There are four factors of fair use. Every judge should consider the reason for the use, the kind of work used, the amount used, and the effect on the market. But it doesn’t tell the judges how much to consider or which is more important. The good news is that judges love balancing features, and the Supreme Court has determined that fair use protects free speech. However, since copyright is automatically conferred as soon as the creation is fixed, the fair use judicial interpretations have shifted greatly since 1990 to be more in the balance of the users in certain circumstances.
Without fair use, copyright would be in conflict with the 1st Amendment.
Judges want to know if the use is transformative (i.e. for a new purpose, context, audience, insight) and if you used the right amount in that transformative process. For example, parody is making fun of the original work, not just reusing it. An appropriate amount can refer to both the quantity of the original in the transformative work, and also the audience who received your transformative work. For example, the many photographic memes that take pictures and alter them to fit a theme, like One Tiny Hand.
Judges care about you and what you think is fair. There is a pattern of judges deferring to the well-articulated norms of a practice community.
Best practices codes are a logical outgrowth of the things the communities have articulated as their values and the things they would consider to be legitimate transformative works. Documentary filmmakers, scholars, media literacy teachers, online video, dance collections, open course ware, poets… many groups are creating best practices for fair use.
The documentary filmmakers have had a code of best practice for a long time.
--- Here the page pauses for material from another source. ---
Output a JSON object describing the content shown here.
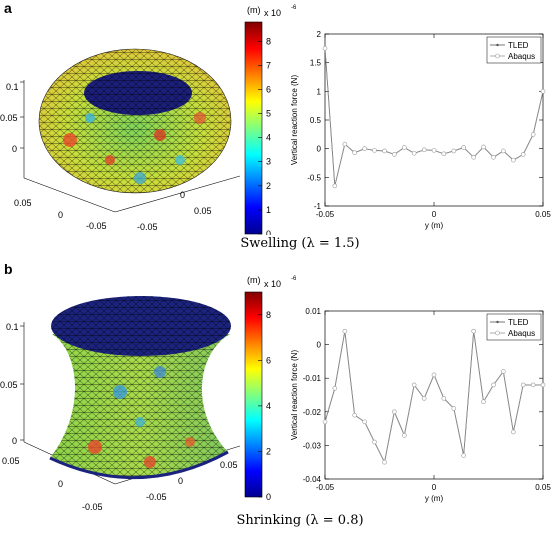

They realized that without it, they were limiting themselves too much in what they could create. Once they codified their values, more broadcast sources were willing to take films and new kinds of films were being made. Insurers of errors and omissions insurance were able to accept fair use claims, and lawyers use the Statement to build their own best practices in the relevant areas.
Keep in mind, though, that these are best practices and not guidelines. Principles, not rules. Limitations, not bans. Reasoning, not rote. The numerical limits we once followed are not the law, and we need to keep them fresh to be relevant.
Licensing is a different thing all together. This means you may have less rights in some instances, and more rights in others, regardless of fair use.
For libraries, fair use enables our mission to serve knowledge past, present, and future. We have a duty to make copyrighted works real and accessible in the way people use things now. What will libraries be in the future? How will we stay relevant? We need to have some flexibility with the stuff we have in our collections.
Many librarians are discouraged. Insecurity and hesitation equal staff costs to hire someone to clear copyright questions. Fair use would help, but it’s underused. Risk aversion subsumes fair use analysis.
The ARL document took a lot of people from diverse institutions and many hours of discussion to create it, and it was reviewed by several legal experts. It’s not risk-free, since it would need to stand up in court first (and there are always lawsuit-happy people), but it seems okay based on past judgement.
They hope it will put legal risks into perspective, and will give librarians a tool to go to general counsels and administrations and let them know things are changing. It considered the views of librarians and their values, and they also hope that people will speak out publicly that they support the Code.
Fair use applies in these common situtations:
- course reserves — digital access to teaching materials for students and faculty, although it should be limited to access by only the appropriate audience
- both physical and virtual exhibits — if it highlights a theme or commonality, you’re doing something new to help people understand what’s in your library
- digitizing to preserve at-risk items — you’re not a publisher or scam artist, you’re a librarian making sure the things are accessible over time (like VHS tapes)
- digitizing special collections and archives — you’re keeping it alive
- access to research and teaching materials for disabled users — i.e. Daisy
- institutional repositories
- creation of search indexes
- making topically-based collections of web-based materials
Practice makes practice. It won’t work if you don’t use it.